Kelsey Travis and Dana Owens get splashed by waves at sea wall in Orange Beach, Ala.
Rob Carr, Associated Press
NEW ORLEANS With a Category 5 hurricane bearing down on his below-sea-level city, Mayor C. Ray Nagin made what pleas he could to his fellow citizens to flee and then left it in the hands of a higher power.
"God bless us," a grim Nagin said Sunday as Hurricane Katrina's 160 mph winds swirled on a seemingly irreversible course toward the Big Easy.
Nagin ordered a mandatory evacuation for the city's 485,000 residents and opened the Superdome as a shelter of last resort, bluntly warning those who stayed that they would be at the mercy of Katrina's high winds, 28-foot storm surge and 15 inches of rain that threatened to overwhelm the city's protective levees.
"We are facing a storm that most of us have long feared," Nagin said. "This is a once-in-a-lifetime event."
Katrina intensified into a Category 5 giant over the warm water of the Gulf of Mexico, reaching top winds of 175 mph before weakening slightly on a path to hit New Orleans around sunrise today. That would make it the city's first direct hit in 40 years and the most powerful storm ever to slam the city.
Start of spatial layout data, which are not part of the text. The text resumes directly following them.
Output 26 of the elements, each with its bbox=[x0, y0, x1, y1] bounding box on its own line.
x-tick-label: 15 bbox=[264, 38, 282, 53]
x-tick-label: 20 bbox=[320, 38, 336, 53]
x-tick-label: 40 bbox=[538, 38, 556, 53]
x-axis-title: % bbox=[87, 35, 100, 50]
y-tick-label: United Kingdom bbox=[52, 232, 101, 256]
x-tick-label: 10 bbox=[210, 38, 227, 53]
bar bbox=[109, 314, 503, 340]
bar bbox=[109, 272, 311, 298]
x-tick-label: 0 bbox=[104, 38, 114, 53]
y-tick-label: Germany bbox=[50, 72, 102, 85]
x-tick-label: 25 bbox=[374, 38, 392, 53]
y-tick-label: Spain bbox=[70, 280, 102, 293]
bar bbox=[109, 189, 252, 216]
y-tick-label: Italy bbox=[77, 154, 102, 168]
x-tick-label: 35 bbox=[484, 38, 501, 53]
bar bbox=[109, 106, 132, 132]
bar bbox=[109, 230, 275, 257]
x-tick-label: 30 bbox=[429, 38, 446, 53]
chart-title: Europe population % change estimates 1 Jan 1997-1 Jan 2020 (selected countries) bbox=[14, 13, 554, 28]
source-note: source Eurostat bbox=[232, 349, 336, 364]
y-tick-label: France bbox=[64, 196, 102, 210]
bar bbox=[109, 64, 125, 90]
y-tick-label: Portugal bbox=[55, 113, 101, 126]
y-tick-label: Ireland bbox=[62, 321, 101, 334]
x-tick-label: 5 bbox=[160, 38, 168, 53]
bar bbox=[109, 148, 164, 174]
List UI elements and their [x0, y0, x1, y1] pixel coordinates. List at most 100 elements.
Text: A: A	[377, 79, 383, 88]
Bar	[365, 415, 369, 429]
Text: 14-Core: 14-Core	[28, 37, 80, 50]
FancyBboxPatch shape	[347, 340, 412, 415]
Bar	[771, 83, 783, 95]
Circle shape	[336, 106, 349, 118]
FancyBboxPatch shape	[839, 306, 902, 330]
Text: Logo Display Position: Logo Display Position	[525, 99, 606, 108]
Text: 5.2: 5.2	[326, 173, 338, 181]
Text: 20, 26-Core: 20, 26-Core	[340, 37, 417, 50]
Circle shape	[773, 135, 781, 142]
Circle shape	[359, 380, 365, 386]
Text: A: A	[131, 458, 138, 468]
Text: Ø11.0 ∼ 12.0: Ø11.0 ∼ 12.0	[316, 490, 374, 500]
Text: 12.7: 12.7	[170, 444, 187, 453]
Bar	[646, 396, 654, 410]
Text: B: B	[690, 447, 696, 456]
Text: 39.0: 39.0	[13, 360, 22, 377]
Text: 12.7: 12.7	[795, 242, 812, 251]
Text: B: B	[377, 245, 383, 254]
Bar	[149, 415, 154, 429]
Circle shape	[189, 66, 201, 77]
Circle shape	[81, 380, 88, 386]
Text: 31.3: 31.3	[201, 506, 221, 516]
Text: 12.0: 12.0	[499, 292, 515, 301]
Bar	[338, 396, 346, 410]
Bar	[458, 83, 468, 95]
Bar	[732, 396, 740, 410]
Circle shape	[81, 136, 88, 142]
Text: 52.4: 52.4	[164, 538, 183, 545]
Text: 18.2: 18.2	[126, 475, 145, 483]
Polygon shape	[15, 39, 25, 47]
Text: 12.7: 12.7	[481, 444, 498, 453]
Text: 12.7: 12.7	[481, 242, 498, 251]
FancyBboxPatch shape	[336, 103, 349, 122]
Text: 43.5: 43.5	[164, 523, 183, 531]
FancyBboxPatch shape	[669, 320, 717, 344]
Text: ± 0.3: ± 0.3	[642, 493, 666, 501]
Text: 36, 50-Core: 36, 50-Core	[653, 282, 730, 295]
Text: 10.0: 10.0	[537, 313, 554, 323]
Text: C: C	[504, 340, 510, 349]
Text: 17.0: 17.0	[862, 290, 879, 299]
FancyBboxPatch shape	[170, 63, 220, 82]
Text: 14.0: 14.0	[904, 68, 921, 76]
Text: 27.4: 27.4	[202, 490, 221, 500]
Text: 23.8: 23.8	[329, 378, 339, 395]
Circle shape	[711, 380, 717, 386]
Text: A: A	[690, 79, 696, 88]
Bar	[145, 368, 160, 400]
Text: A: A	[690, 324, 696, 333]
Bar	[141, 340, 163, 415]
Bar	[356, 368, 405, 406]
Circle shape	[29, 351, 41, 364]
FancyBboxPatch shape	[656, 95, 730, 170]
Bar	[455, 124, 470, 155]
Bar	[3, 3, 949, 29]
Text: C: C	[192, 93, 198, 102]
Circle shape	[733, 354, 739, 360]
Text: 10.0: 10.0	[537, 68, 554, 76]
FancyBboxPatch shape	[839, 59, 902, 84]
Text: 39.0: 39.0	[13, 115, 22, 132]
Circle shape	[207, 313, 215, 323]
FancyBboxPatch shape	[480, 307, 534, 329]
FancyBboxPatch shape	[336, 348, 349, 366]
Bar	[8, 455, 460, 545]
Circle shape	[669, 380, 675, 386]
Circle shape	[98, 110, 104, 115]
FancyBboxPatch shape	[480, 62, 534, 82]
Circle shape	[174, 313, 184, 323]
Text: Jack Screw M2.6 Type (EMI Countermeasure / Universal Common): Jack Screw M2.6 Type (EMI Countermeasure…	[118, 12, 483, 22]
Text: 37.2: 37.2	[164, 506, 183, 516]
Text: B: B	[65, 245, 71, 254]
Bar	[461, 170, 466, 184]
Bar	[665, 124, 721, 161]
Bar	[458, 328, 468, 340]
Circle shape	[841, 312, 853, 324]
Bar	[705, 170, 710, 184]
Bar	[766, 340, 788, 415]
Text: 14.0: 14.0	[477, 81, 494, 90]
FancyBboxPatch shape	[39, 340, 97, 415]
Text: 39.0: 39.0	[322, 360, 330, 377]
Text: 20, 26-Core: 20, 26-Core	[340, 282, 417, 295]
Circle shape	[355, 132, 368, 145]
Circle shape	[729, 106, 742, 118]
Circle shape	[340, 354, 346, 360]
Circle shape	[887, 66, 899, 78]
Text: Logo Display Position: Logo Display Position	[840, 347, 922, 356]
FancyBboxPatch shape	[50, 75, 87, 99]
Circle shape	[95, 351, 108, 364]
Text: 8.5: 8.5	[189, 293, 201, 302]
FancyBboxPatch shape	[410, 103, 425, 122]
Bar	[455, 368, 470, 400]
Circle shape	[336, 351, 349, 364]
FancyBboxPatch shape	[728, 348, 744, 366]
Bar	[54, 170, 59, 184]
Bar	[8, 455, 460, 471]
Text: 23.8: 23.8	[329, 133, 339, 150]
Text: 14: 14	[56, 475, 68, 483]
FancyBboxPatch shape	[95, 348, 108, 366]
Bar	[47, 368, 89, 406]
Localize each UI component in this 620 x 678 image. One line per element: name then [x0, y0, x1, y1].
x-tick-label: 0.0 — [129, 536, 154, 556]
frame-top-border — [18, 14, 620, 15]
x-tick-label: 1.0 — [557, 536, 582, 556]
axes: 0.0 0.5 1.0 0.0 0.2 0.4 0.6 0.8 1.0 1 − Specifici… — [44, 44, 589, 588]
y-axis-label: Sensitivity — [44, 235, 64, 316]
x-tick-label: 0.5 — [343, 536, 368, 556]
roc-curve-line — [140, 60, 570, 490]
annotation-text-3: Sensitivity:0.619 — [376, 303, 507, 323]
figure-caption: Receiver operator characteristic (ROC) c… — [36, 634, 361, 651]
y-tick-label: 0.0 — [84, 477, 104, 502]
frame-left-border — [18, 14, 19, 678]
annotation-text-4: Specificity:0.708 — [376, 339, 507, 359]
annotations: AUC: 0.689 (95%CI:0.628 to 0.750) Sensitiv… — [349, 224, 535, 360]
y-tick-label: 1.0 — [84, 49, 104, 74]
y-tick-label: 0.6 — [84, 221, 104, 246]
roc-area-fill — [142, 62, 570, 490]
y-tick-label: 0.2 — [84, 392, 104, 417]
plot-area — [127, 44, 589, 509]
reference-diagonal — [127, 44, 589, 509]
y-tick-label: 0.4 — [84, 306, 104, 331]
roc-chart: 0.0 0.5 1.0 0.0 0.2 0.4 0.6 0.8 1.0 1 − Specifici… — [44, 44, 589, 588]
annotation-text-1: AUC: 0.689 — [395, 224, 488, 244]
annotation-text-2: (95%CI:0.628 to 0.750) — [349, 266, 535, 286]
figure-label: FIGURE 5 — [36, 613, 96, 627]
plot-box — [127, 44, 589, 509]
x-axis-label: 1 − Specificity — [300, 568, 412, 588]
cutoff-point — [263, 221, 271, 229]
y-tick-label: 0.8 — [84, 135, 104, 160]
Forecasters warned that Mississippi and Alabama were also in danger because Katrina was such a big storm with hurricane-force winds extending up to 105 miles from the center that even areas far from the landfall could be devastated.
Even as the eye of the hurricane was still more than 100 miles south of the mouth of the Mississippi River, Grand Isle was recording sustained winds of nearly 44 mph and gusts up to 55 mph.
"The conditions have to be absolutely perfect to have a hurricane become this strong," said National Hurricane Center director Max Mayfield, noting that Katrina may yet be more powerful than 1992's Hurricane Andrew. Andrew, with winds of 165 mph, leveled parts of South Florida, killed 43 people and caused $31 billion in damage.
"It's capable of causing catastrophic damage," Mayfield said. "Even well-built structures will have tremendous damage. Of course, what we're really worried about is the loss of lives.
"New Orleans may never be the same."
For years, forecasters have warned of the nightmare flooding that a big storm could bring to New Orleans, a bowl-shaped city bounded by the half-mile-wide Mississippi River and massive Lake Pontchartrain. As much as 10 feet below sea level in spots, the city is as the mercy of a network of levees, canals and pumps to keep dry.